I think you could draw a similar cartoon about George Bush and the war on terrorism (or the war on drugs). Bush is all huff and bluster, putting up a sign on the White House gate saying, "Trespassers will be prosecuted" while behind him inside the white house two terrorists look at him and say, "I wonder what the sign says."
The fundamental problem with trying to fight a "war on terror" is that most of the time you can't tell who the enemy is until it's too late. Terrorists don't wear uniforms. They look just like everyone else. The entire historical development of "war" is predicated on the assumption that you can tell who it is you're suposed to be fighting. One of the reasons that Viet Nam went south (so to speak) is that it was the first "war" where this assumption didn't hold.

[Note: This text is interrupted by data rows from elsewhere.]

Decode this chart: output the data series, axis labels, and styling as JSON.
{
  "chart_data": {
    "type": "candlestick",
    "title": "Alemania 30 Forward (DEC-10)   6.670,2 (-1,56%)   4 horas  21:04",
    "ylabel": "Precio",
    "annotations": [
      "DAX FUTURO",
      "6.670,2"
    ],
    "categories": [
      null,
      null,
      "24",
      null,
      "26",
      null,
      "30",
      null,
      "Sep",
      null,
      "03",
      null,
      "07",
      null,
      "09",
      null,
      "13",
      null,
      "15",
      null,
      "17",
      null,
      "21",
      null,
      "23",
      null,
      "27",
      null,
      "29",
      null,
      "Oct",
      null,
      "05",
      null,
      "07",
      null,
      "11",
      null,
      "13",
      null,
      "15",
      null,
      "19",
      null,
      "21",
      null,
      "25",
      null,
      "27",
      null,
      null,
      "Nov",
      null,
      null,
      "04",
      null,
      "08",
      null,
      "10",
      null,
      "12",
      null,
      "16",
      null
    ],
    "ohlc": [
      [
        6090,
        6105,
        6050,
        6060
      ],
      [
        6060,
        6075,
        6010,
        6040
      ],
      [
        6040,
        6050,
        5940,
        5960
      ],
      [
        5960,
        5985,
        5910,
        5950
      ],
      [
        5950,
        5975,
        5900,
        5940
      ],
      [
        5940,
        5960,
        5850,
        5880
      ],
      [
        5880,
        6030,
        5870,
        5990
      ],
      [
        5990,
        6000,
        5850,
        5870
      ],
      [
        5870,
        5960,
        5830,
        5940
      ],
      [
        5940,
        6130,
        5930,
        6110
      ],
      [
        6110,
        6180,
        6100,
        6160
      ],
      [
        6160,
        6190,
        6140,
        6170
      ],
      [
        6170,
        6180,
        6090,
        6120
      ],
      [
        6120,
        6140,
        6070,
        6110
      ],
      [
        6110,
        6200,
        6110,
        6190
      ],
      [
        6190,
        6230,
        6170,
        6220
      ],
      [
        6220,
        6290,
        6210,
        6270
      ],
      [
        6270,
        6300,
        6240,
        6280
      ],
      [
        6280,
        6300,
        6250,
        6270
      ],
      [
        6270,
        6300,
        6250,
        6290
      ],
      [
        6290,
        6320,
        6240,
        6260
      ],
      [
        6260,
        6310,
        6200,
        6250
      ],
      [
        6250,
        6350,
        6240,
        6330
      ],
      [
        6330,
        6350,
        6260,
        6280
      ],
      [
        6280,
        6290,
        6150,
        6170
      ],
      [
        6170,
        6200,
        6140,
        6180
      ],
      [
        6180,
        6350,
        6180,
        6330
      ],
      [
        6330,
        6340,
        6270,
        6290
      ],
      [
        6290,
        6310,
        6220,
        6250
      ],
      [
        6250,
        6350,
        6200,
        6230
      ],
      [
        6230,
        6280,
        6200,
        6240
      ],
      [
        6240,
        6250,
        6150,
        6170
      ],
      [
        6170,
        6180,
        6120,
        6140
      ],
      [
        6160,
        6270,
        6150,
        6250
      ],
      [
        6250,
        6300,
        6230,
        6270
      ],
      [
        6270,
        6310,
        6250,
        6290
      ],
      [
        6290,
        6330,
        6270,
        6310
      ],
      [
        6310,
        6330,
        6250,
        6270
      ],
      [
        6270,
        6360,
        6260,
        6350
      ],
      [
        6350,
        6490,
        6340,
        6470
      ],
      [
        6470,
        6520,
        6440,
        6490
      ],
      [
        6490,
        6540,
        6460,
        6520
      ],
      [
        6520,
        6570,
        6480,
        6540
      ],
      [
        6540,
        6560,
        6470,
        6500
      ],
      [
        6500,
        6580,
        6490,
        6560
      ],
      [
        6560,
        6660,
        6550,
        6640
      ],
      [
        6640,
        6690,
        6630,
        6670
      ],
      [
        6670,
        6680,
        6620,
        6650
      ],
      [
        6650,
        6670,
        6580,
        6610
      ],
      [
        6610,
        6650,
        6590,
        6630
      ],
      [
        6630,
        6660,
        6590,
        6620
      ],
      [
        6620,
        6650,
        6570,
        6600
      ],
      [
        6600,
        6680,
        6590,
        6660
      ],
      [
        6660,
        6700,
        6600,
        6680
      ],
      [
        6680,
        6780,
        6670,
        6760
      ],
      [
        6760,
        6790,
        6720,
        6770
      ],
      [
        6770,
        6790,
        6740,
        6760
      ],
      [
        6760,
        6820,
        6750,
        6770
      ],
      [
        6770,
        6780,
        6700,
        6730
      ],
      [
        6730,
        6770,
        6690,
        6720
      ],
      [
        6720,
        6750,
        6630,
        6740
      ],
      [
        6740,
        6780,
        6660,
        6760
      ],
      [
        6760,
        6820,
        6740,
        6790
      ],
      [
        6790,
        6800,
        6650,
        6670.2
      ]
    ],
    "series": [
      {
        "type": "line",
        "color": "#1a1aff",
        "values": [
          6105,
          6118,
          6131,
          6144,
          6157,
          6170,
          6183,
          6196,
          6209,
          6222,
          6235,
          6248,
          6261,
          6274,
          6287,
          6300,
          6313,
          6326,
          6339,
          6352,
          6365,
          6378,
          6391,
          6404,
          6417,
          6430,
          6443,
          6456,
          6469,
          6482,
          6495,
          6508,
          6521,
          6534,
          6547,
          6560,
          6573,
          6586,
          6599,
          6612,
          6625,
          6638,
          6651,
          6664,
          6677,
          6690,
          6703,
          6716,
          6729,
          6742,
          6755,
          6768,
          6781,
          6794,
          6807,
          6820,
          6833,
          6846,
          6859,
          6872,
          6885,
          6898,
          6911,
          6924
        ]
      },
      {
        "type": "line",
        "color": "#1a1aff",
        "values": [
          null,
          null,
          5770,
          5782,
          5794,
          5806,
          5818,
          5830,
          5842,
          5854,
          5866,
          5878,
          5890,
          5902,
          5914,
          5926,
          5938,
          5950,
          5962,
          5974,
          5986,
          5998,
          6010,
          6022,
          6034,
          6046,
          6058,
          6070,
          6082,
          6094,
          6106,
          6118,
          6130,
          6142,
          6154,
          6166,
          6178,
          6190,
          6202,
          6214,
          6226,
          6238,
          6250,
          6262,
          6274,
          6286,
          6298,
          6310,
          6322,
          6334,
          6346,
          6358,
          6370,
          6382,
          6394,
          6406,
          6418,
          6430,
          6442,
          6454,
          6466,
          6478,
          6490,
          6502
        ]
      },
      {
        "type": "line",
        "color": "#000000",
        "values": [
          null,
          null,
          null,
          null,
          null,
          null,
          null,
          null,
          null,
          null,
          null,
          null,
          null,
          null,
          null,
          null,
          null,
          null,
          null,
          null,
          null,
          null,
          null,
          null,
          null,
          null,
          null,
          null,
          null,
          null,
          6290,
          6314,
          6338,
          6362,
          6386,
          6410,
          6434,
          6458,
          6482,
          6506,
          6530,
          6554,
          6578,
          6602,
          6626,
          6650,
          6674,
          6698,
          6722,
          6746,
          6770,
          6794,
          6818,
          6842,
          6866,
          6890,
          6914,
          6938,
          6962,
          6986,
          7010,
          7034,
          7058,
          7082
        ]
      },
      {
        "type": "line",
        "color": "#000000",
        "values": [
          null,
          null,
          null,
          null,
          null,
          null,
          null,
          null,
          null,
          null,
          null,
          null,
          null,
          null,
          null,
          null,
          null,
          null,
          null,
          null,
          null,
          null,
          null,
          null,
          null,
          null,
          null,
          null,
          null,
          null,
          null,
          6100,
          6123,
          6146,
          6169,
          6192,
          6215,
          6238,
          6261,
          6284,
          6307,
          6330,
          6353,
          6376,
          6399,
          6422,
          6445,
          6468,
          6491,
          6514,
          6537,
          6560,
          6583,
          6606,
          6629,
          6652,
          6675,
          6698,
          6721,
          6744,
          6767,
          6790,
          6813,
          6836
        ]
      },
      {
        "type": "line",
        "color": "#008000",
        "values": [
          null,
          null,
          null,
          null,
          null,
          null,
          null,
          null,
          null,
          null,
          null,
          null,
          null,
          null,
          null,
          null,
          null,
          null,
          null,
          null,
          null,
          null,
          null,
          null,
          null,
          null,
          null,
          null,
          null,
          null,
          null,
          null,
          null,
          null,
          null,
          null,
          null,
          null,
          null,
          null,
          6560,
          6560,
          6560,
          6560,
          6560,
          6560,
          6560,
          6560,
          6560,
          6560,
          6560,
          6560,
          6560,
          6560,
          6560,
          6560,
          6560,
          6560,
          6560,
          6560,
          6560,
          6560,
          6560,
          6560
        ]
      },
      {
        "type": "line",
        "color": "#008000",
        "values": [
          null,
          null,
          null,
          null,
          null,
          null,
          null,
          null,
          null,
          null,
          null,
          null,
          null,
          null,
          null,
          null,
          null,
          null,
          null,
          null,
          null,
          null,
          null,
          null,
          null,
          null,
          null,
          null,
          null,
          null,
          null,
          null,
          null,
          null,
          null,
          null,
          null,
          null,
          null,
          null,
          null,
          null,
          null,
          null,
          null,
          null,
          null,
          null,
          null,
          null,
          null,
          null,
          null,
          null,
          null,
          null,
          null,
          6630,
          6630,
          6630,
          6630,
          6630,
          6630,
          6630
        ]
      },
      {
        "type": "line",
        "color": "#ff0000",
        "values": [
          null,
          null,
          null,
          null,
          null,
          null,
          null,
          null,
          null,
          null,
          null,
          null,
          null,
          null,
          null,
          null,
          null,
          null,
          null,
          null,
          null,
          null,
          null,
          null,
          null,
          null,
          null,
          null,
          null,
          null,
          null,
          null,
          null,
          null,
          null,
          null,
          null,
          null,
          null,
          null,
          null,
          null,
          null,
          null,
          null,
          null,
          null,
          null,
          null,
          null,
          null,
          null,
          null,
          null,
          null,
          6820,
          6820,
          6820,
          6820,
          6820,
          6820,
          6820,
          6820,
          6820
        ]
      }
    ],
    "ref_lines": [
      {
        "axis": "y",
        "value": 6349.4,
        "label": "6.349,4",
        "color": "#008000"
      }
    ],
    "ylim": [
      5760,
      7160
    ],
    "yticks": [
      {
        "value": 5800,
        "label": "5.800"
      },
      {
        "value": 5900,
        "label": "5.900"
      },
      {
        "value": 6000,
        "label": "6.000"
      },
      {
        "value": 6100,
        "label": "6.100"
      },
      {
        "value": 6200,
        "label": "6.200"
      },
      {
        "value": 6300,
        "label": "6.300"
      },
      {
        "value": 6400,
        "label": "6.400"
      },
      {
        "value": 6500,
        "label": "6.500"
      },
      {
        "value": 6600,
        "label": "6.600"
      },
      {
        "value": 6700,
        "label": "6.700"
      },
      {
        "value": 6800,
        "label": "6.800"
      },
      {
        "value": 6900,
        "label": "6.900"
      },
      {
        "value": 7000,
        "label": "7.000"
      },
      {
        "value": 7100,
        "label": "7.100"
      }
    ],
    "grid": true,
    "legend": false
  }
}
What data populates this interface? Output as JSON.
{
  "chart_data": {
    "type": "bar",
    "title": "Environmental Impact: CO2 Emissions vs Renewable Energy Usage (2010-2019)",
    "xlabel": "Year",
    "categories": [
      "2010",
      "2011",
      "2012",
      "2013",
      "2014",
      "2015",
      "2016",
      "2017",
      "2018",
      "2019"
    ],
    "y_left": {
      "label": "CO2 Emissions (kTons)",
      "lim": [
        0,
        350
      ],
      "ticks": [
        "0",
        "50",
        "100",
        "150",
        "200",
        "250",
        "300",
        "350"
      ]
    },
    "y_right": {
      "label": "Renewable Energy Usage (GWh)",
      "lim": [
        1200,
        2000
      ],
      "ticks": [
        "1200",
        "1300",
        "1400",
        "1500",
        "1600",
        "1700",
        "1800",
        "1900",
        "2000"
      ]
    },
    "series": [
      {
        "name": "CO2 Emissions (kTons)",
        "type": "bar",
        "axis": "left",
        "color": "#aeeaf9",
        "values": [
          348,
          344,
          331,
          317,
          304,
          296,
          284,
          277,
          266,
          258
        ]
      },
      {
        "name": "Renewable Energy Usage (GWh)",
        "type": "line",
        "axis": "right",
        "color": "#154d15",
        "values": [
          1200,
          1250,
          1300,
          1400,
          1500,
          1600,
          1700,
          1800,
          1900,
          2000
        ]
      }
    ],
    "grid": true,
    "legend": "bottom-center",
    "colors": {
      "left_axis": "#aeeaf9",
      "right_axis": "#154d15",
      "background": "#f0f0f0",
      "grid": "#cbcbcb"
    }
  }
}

No one in the Bush White House recognizes this, and as a result they are running scared. I could hardly believe my ears when I listened to Bush in the wake of five coordinated terrorist bombings in Baghdad yesterday say with a straight face that this proves we're winning the war on terror because it shows that the "enemy" is getting increasingly "desperate". (I was reminded of the opening scene of Terry Gilliam's movie "Brazil" where the following exchange occurs between a reporter and the Deputy Minister of Information: Reporter: "The bombing campaign is now in its thirteenth year." Minister: "Beginner's luck.") Then there's this little gem: "Bush vowed to hunt down the "cold-blooded killers, terrorists" who are conducting the attacks." Hello! You can't hunt them down, Dubya, they're already dead. That's what "suicide bomber" means. And the image of a levitating White House returns to my mind's eye.
It would be funny if it weren't so tragic, because one of the inevitable consequences of insisting on fighting a war against an unseen enemy is that innocent people have their lives destroyed because if you're trying to fight a war and you can't find the enemy you are left with no alternative but to manufacture one.